On my last post, Ben responds to some critiques. Time for some Fisking. I’m only going to deal with what has to do with Kant as this has been my only concern.
First, Dan said this about Ben and Kant:
1. You believe, like Kant, that there are both noumena and phenomena.
Ben responded:
On point 1, I don’t subscribe to Kant’s view explicitly. There’s merit.
OK. This is the problem. I raised this in a comment on your blog. In what specific sense do you actually agree with Kant? Whenever you say something like “I generally agree with Kant,” I feel like it lets you off the hook whenever a critique of Kant comes your way. You can say, ”Oh well, of course I don’t agree with him there.” His other stuff is ok though.
The presence of dark matter, gravity, and consciousness are all difficult to argue examples of real things that we can’t sense (but can learn about by other means).

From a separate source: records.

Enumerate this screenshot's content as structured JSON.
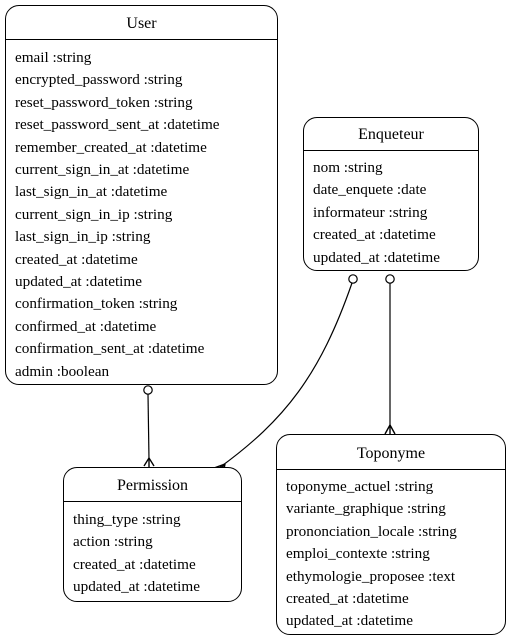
{
  "entities": {
    "user": {
      "name": "User",
      "attributes": [
        "email :string",
        "encrypted_password :string",
        "reset_password_token :string",
        "reset_password_sent_at :datetime",
        "remember_created_at :datetime",
        "current_sign_in_at :datetime",
        "last_sign_in_at :datetime",
        "current_sign_in_ip :string",
        "last_sign_in_ip :string",
        "created_at :datetime",
        "updated_at :datetime",
        "confirmation_token :string",
        "confirmed_at :datetime",
        "confirmation_sent_at :datetime",
        "admin :boolean"
      ]
    },
    "enqueteur": {
      "name": "Enqueteur",
      "attributes": [
        "nom :string",
        "date_enquete :date",
        "informateur :string",
        "created_at :datetime",
        "updated_at :datetime"
      ]
    },
    "permission": {
      "name": "Permission",
      "attributes": [
        "thing_type :string",
        "action :string",
        "created_at :datetime",
        "updated_at :datetime"
      ]
    },
    "toponyme": {
      "name": "Toponyme",
      "attributes": [
        "toponyme_actuel :string",
        "variante_graphique :string",
        "prononciation_locale :string",
        "emploi_contexte :string",
        "ethymologie_proposee :text",
        "created_at :datetime",
        "updated_at :datetime"
      ]
    }
  },
  "relationships": [
    {
      "from": "User",
      "to": "Permission",
      "from_end": "one",
      "to_end": "many"
    },
    {
      "from": "Enqueteur",
      "to": "Permission",
      "from_end": "one",
      "to_end": "many"
    },
    {
      "from": "Enqueteur",
      "to": "Toponyme",
      "from_end": "one",
      "to_end": "many"
    }
  ]
}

Let’s not get hung up on “noumenon” and “phenomenon.”
I don’t see what you’re talking about here. Kant’s main point with the noumena and phenomena is that reality cannot be known, only the appearance of reality can be known. There is no guarantee that there is a correlation between the two. This leaves one in a sort of epistemological Switzerland, if you know what I mean. My prior arguments address this.
Unless Plantinga can refute the reality of the mind (which is actually the basis of one of his most famous arguments in favour of considering the reality of God), then I think there’s merit to the point: there are real things we can’t sense, and must investigate by other means.
OK … but what does this point have to do with Kant? Perhaps I’m misreading him, but I don’t think I am.
You seem to be saying we can know X, but not through our senses. Your thinking diverges from Kant on this when you say that you can know X. Kant believed that human knowledge never brought us into contact with the real world. By definition, the noumena is unknowable.
As God is part of the noumena, Kantian philosophy is un-Christian. This is why I’m attacking his thought.
My cautious approach to a more Christian epistemology would say that God has ordered the rational structures of our mind to correspond to the rational order found in the world. There is no need for any noumena / phenomena or Kant.